A new effort is being made to ensure that the one in six children in England with special needs get the best possible educational opportunities.
Boys are more likely to be classed as having special needs
The government aims to end variations in provision around the country.
It says that, despite many improvements in recent years, too much still depends on where children live and the school they attend.
But head teachers complain of limited resources, excessive bureaucracy - and the impact of school league tables.
SPECIAL EDUCATIONAL NEEDS
SEN children "have a significantly greater degree of difficulty in learning than the majority of their age in local mainstream schools" and need "additional or different" help
about 17% of children are considered to have SEN
of those, 64% are boys
3% have "statements" of the most severe need
wide variations between education authorities
The Education Secretary, Charles Clarke, said: "All children have the right to the best possible education, the opportunity to fulfil their potential and play a full part in the life of their school and their community."
Official statistics show 4.2% of children in Rotherham, for example, had formal "statements" of special educational needs (SEN) last year, while the incidence in Hull, a similar-sized authority, was 2.4%.
Mr Clarke said there was too much variation in provision in different parts of the country.
"This situation, where children still face real barriers to learning and parents lack confidence in the commitment and capacity of our schools to meet their child's needs, cannot be allowed to continue."
He said the reform of children's services set out in the consultation called Every Child Matters - with its focus on early intervention, preventative work, and integrated services - would "deliver real and lasting benefits" to children with SEN and their families.
'Removing Barriers to Achievement' strategy:
- focus on early intervention - to identify children's needs as soon as possible and provide the right support to help them learn
- personalise learning for all children and make education more responsive to their diverse needs
- remove barriers to learning by developing teacher skills to meet the range of needs and focus on children's progress
- more children with SEN to be educated in mainstream schools, supported by special schools which will become centres of excellence
- clear and continuing role for designated special schools - educating children with the most severe needs, working closely with mainstream schools to share expertise and extend learning opportunities for children in both settings
- closer partnerships between education, health, social services and the voluntary sector to ensure children with SEN and disabilities get the necessary services
The general secretary of the Secondary Heads Association, John Dunford, said mainstream secondary schools wanted to play their part in creating opportunities for children with SEN and in raising their expectations and achievement.

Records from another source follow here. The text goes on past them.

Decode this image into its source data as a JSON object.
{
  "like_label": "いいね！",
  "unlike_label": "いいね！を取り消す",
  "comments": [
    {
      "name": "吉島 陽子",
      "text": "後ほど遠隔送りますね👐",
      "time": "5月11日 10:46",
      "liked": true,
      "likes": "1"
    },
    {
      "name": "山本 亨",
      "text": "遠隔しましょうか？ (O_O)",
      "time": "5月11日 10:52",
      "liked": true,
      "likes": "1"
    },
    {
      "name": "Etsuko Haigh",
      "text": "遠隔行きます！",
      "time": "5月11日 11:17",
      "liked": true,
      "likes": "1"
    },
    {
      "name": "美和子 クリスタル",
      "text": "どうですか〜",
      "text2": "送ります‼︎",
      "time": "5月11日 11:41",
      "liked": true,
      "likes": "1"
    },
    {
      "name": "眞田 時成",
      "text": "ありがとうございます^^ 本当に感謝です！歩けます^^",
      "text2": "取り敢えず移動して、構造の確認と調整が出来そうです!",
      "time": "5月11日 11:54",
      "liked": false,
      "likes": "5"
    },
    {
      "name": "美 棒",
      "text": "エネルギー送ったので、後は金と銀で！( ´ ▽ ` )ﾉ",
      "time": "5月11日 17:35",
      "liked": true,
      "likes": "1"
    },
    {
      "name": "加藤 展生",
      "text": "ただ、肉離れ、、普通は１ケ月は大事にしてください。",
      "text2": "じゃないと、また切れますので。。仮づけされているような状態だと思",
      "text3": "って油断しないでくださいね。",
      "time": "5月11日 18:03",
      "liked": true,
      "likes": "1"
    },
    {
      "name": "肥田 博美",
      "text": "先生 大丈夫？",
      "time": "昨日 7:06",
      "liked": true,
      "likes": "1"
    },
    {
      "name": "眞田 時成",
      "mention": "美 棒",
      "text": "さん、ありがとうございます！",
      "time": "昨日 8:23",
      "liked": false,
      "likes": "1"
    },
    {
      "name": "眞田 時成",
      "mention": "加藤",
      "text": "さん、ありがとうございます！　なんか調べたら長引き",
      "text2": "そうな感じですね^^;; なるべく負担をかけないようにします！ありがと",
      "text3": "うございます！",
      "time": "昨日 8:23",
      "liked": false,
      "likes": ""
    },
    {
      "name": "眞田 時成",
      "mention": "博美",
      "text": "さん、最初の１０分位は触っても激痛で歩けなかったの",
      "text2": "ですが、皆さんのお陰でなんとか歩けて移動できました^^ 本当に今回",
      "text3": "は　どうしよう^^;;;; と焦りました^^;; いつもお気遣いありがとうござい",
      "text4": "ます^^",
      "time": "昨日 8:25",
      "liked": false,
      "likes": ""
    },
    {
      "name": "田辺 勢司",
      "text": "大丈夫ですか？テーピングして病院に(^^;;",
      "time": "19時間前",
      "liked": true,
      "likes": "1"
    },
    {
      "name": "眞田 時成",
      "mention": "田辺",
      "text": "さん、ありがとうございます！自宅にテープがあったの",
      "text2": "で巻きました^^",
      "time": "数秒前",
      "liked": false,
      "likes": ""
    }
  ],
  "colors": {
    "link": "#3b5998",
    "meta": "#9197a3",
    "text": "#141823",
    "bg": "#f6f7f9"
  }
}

But he added: "Lack of resources, especially in the funding situation in which many schools currently find themselves, often makes it difficult for mainstream schools to give children with special educational needs all the support they deserve.
"Excessive bureaucracy is a factor in many aspects of work with children with special educational needs. This must be cut to the minimum.

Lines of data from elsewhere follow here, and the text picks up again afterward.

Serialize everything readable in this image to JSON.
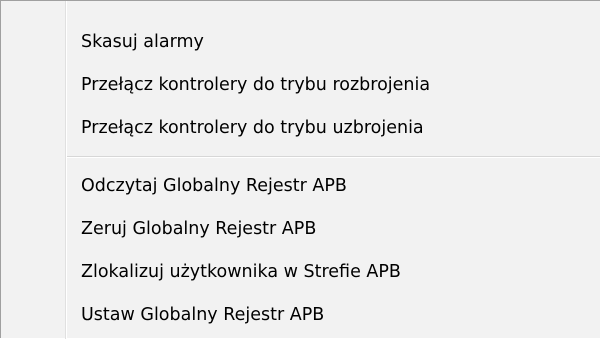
{
  "context_menu": {
    "group1": [
      {
        "label": "Skasuj alarmy"
      },
      {
        "label": "Przełącz kontrolery do trybu rozbrojenia"
      },
      {
        "label": "Przełącz kontrolery do trybu uzbrojenia"
      }
    ],
    "group2": [
      {
        "label": "Odczytaj Globalny Rejestr APB"
      },
      {
        "label": "Zeruj Globalny Rejestr APB"
      },
      {
        "label": "Zlokalizuj użytkownika w Strefie APB"
      },
      {
        "label": "Ustaw Globalny Rejestr APB"
      }
    ]
  }
}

"The misguided accountability regime for secondary schools, with its emphasis on league tables, penalises schools with large numbers of SEN pupils and rewards schools that have few such children."

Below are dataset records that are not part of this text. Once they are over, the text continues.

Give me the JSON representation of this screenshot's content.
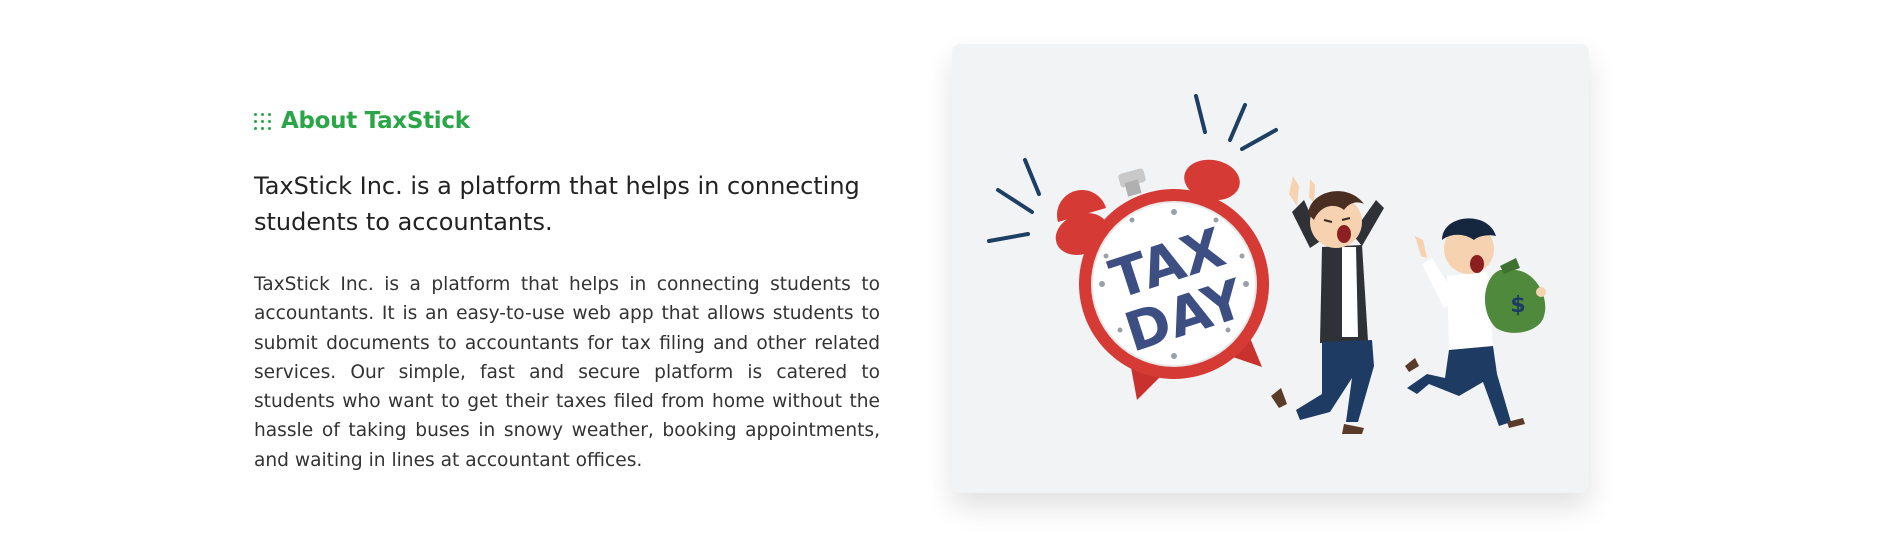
{
  "about": {
    "eyebrow": "About TaxStick",
    "eyebrow_icon": "grid-dots-icon",
    "lead": "TaxStick Inc. is a platform that helps in connecting students to accountants.",
    "body": "TaxStick Inc. is a platform that helps in connecting students to accountants. It is an easy-to-use web app that allows students to submit documents to accountants for tax filing and other related services. Our simple, fast and secure platform is catered to students who want to get their taxes filed from home without the hassle of taking buses in snowy weather, booking appointments, and waiting in lines at accountant offices."
  },
  "illustration": {
    "clock_text_line1": "TAX",
    "clock_text_line2": "DAY",
    "bag_symbol": "$",
    "colors": {
      "accent_green": "#2aa547",
      "clock_red": "#d63a35",
      "clock_face": "#ffffff",
      "tax_day_text": "#3d4e82",
      "card_bg": "#f2f3f5",
      "money_bag": "#4f8a3c"
    }
  }
}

He said his members would welcome a government promise to review the performance tables.
The Department for Education said many head teachers had concerns the tables did not consider how inclusive a school was - in accepting special needs children - and appeared to show them performing less well than their less inclusive neighbours.
"We will explore how we could better reflect the progress made by all children in national performance tables."
This was expected to involve greater emphasis on value added measures, developing measures to reflect the progress by pupils working below the level of the tests, and including Ofsted judgements about how inclusive a school was.